Watching the white ceiling rush by on the way into surgery, trying to catch some air, trying not to break. Feeling the pressure--what the doctor said was pressure. You'll feel a little pressure. Too soon after the emergency epidural, it wasn't pressure I felt. Staring at the clock on the wall of the OR--suddenly there were two clocks and I was dry heaving.
A gasp from a roomful of professionals. The uterus is full of blood, I heard the doctor say, the strain in his voice. Closing my eyes and fighting back the urge to throw up. . . again and again. Blood spilling out of me and onto the floor. Hands and metal, wrestling her out, jerking me roughly back and forth as I stared at the green shield. Seeing nothing but green, but feeling the release and hearing nothing but suction, and snipping, and the rustling of scrubs in quick, pre-panic movements.
Finally a cry. At least she's ours. Closing my eyes and being put back together again. Being rolled on the gurney into the NICU, and seeing two tiny feet and tubes and wires. So many tubes. So many wires. And those two tiny feet with ten toes sticking up like rosy, fleshy flower petals. More rushing white ceilings and hallways and more medicated, involuntary sleep.
The doctor leans down into my fuzzy world. If we had waited even twenty minutes, your baby wouldn’t have survived, he whispers. She is a miracle. 
Looking at the clock every time my eyes looked out of a window from the morphine. When can I see her? Please let me see her? Eight hours? I have to be able to stand up before I can go? I'll do a cartwheel NOW. . . please? Waiting for seven and a half hours and buzzing the nurse again and again.
Breaking the rules. Sitting in the wheelchair and wanting the nurse to push faster. Holding her. Moving aside tubes and wires and stroking the flower-petal toes. Knowing what a miracle feels like. Knowing what a miracle is. Holding a miracle.
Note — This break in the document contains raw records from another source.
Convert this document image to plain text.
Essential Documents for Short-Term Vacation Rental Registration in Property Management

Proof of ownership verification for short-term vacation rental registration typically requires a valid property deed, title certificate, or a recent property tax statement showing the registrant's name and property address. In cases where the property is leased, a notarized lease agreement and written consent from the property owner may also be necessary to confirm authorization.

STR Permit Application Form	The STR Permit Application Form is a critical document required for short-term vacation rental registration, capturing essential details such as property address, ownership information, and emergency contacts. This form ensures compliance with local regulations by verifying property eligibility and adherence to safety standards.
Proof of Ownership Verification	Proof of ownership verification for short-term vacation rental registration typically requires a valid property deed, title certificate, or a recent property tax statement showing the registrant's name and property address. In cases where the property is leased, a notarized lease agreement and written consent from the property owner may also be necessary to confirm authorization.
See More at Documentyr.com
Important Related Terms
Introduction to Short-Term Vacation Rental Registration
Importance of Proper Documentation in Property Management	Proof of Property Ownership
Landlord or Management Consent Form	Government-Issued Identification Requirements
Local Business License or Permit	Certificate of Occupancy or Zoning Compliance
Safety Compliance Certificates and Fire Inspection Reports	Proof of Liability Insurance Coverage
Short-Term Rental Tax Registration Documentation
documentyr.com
My Petite Marie was cheerfully greeted at her birthday breakfast table by her very own assortment of sugary cereal delights, cookies, and candy (as one of 7, she rarely gets more than a couple of nibbles of any of these items). Before she sat down to eat, she ran to her room and grabbed her journal to record the birthday play-by-play. 
We were able to bring Marie's birthday lunch and eat it with her in the elementary school cafeteria. The gym and tables made me feel like I was dining among the Lilliputians. Eric said, "I feel like I'm eating in a chicken coop!"




Caleb Turns Fourteen

Our sweet Caleb turned 14 this year, and was able to have a small party with his best friends. We went shopping together for treats and planned for their happy band of brothers-from-another-mother to go out to eat at a restaurant by themselves with me picking up the bill. As we planned each layer of his party (we plan parties in layers at our house), he spouted out excited appreciation. Watching him grin and listening to him say, "Wow, Mom! Thanks so much!" every five minutes made me want to plan more parties for this grateful kid.